Affective Responses Lead to Memory Trade-offs
Most memories are incomplete. Even a seemingly vivid memory of a dinner at a restaurant is unlikely to include details such as the color of the napkin, the design of the silverware, or the earrings of the waitress. Memories of arousing experiences are no exception to this rule. Despite labeling “flashbulb memories” as such, Brown and Kulik (1977) noted that these emotional memories were not wholly like a photograph: “An actual photograph, taken by flashbulb, preserves everything within its scope; it is altogether indiscriminate. Our flashbulb memories are not…In short, a flashbulb memory is only somewhat indiscriminate and is very far from complete.” (Brown & Kulik, 1977, pg. 75). Not only are emotional memories susceptible to omissions, but the elicitation of an affective response may serve to increase the likelihood that details are forgotten. As one example, a “weapon focus” effect has been described, with witnesses to a crime remembering the weapon used but not other aspects of the crime scene (reviewed by Kihlstrom, 2006; Heuer & Reisberg, 2007). Empirical studies have confirmed that memory can be narrowed onto select aspects of an emotional event, impairing memory for temporally or spatially proximate information (reviewed by Holland & Kensinger, 2011; Levine & Edelstein, 2009; Mather & Sutherland, 2011; Reisberg & Heuer, 2004). For instance, after studying an image of a snake in the forest, participants have good memory for the snake but poor memory for the forest. In fact, their memory for the forest is worse if they saw an emotional item, such as a snake, than if they saw a neutral item, such as a squirrel, in the forest (Kensinger et al., 2005; Kensinger, Gutchess, & Schacter, 2007). My colleagues and I have referred to this memory pattern as a trade-off, because the memory for the background context (the forest) seems to be traded in favor of memory for the emotional item (the snake). This memory trade-off can occur for positive as well as for negative stimuli, and it manifests in adults of all ages (Kensinger, Gutchess, & Schacter, 2007; Waring & Kensinger, 2009).

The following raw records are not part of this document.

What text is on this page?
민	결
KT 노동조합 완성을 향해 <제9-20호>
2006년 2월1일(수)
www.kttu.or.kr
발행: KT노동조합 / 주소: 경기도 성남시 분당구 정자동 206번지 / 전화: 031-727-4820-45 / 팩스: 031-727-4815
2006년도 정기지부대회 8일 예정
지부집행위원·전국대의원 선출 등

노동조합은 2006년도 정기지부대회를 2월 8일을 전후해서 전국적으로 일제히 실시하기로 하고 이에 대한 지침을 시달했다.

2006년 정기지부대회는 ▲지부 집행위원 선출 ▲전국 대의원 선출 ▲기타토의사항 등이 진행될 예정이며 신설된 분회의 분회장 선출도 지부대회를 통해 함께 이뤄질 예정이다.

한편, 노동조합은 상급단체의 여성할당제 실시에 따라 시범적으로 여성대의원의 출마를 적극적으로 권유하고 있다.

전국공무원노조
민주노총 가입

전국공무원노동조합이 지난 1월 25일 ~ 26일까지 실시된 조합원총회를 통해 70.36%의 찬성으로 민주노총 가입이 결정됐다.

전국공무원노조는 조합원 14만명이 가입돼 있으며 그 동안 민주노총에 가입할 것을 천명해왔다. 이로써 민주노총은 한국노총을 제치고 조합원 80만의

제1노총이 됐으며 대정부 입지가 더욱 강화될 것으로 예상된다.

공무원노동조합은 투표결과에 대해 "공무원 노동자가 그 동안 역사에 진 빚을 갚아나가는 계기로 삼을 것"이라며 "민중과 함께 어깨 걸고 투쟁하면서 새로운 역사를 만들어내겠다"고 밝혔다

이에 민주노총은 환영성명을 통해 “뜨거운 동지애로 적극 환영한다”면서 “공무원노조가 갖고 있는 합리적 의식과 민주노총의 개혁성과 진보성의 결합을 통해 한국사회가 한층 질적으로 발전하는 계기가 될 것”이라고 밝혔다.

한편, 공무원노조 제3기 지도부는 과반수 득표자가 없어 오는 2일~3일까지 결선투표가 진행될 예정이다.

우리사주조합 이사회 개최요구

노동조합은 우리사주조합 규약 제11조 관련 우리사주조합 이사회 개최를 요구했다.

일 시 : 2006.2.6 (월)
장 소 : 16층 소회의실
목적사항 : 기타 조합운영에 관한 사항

Using functional magnetic resonance imaging (fMRI) to examine the neural activity engaged during the initial processing of these scenes, we have found that increased engagement of regions associated with affective processing – including the amygdala and orbitofrontal cortex – corresponds with a person’s ability to remember the emotional item but does not boost memory for the associated background (Waring & Kensinger, 2011; see also Kensinger, Garoff-Eaton, & Schacter, 2007b). Thus, affective processing during encoding seems to lead to selective memory benefits and not to a universal benefit in memory for all event details. In fact, we have proposed that affectively orienting toward material during encoding may enhance the probability of a trade-off being revealed, whereas processing the scenes in a more elaborative or controlled fashion during the initial study phase may enable a more balanced encoding of all scene elements (Kensinger, Gutchess, & Schacter, 2007; Steinberger, Payne, & Kensinger, in press; Waring et al., 2010).
These findings emphasize that the way the event is initially processed will affect whether a trade-off is revealed, yet memory trade-offs are about more than what happens as the event is initially experienced. The discrepancy in memory for the emotional item and for its background tends to increase over a delay, particularly if that delay includes time spent asleep (Payne et al., 2008), revealing that the trade-off can evolve over time. Moreover, a single night of sleep is sufficient to change the circuitry engaged during retrieval; after a night of sleep there is increased activity and connectivity within the amygdala and the ventromedial prefrontal cortex – two regions consistently implicated in affective processing – than after a day spent awake (Payne & Kensinger, 2011). These results suggest that the trade-off emerges both because of how information is initially processed and also because of how that information is stabilized in memory. The occurrence of affective responses does not seem to create a “picture perfect” memory, but rather serves to ensure only that the affectively-relevant aspects of an experience become part of a lasting memory representation.
Valence-Based Effects on Memory Specificity
Although the trade-off can occur for both positive and negative stimuli, other aspects of memory differ depending on the valence of the stimuli. Across a number of studies, my colleagues and I have noted that memory for negative information often includes more item-specific visual details than memory for positive or neutral information. People have a hard time remembering which specific balloon or butterfly (both positive) they have seen, whereas they find it relatively easy to remember which snake, or gun, or dirty toilet they have seen (Kensinger et al., 2006; Kensinger, Garoff-Eaton, & Schacter, 2007a). Negative items tend to be encoded with more perceptual processing than positive information (Mickley & Kensinger, 2008; Mickley Steinmetz & Kensinger, 2009), which may explain this mnemonic benefit for their visual details.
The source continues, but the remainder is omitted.